Neither the MDR nor the IVDR say anything about advertising on social media. Similarly, there is nothing per se in German law prohibiting the advertising of medical devices on social media. But in practice, you need to be very careful.
So-called influencer marketing, in which a third party advertises a product on social media, is only permitted if the corresponding post is clearly marked as advertising.
In practice, this is usually done by displaying “sponsored post” or “advertisement” and a reference to the sponsor of the post. It is important that the post can be recognized as advertising immediately and that the sponsor and conditions (for example, in the case of competitions) are easy to identify. In practice it is better to point out the promotional nature once too often than to risk trouble with the authorities or competitors.
If advertising on websites is aimed at professional audiences, access to these pages generally has to be restricted. Simply asking “Are you a professional medical expert?” is not enough. In practice, a lot of companies use special control and registration methods.

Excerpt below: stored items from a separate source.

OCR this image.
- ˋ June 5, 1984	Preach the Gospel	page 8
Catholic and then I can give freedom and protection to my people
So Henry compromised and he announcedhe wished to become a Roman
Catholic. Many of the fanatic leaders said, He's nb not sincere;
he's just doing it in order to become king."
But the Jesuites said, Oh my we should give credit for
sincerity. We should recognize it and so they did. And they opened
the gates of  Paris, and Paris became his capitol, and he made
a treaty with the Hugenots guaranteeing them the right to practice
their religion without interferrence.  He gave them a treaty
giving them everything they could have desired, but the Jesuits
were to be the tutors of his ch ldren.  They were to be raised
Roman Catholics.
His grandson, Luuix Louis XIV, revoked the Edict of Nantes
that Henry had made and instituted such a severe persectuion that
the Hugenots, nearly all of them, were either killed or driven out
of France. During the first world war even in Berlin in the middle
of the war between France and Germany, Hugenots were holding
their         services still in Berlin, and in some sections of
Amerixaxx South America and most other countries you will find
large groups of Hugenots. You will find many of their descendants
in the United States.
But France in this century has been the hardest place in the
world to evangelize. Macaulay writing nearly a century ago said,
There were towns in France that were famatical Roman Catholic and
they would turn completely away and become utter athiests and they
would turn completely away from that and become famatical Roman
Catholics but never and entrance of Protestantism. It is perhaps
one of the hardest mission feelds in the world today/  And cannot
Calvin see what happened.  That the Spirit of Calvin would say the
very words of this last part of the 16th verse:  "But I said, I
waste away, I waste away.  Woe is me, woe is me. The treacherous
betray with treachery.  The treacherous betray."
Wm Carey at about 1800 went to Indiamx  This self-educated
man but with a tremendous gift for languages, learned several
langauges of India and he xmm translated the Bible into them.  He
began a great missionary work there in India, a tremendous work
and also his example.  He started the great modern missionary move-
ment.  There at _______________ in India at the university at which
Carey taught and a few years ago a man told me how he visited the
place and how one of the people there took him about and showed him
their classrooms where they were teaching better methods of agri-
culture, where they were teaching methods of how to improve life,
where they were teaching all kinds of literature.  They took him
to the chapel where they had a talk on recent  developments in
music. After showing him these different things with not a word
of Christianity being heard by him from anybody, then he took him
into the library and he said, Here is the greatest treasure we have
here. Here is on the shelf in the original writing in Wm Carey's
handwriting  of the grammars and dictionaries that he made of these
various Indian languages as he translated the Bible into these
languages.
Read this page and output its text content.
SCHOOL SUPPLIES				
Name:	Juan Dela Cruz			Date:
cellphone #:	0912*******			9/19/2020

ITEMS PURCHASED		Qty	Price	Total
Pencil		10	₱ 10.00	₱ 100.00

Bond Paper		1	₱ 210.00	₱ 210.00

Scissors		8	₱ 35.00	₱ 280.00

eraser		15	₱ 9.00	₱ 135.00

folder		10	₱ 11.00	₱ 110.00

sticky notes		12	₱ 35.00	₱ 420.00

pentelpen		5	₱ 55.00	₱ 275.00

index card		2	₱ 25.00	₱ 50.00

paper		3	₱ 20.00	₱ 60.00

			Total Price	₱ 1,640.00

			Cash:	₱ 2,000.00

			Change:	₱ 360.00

Breaches of the above regulations may result in claims for damages, fines or even prison sentences. In extreme cases, you may even be considered liable for fraud under the German Criminal code (StGB) with correspondingly severe penalties.
Three employees from a company in Pliezhausen (German) recently found out what can happen to you if you make misleading statements about medical devices. The company had marketed a bioscanner for analyzing health data that in reality had absolutely no medical benefit at all. The company's three executives were sentenced to several years in prisonand heavy fines for commercial fraud and violation of the HWG.
No industry, including the medical device industry, can survive without advertising. However, manufacturers have to maintain high standards, particularly with regard to the accuracy of the information they are disseminating. When in doubt, it's better to not get carried away when advertising the benefits of your medical device than to end up as a headline in the media. This is also publicity, but probably not the type you want.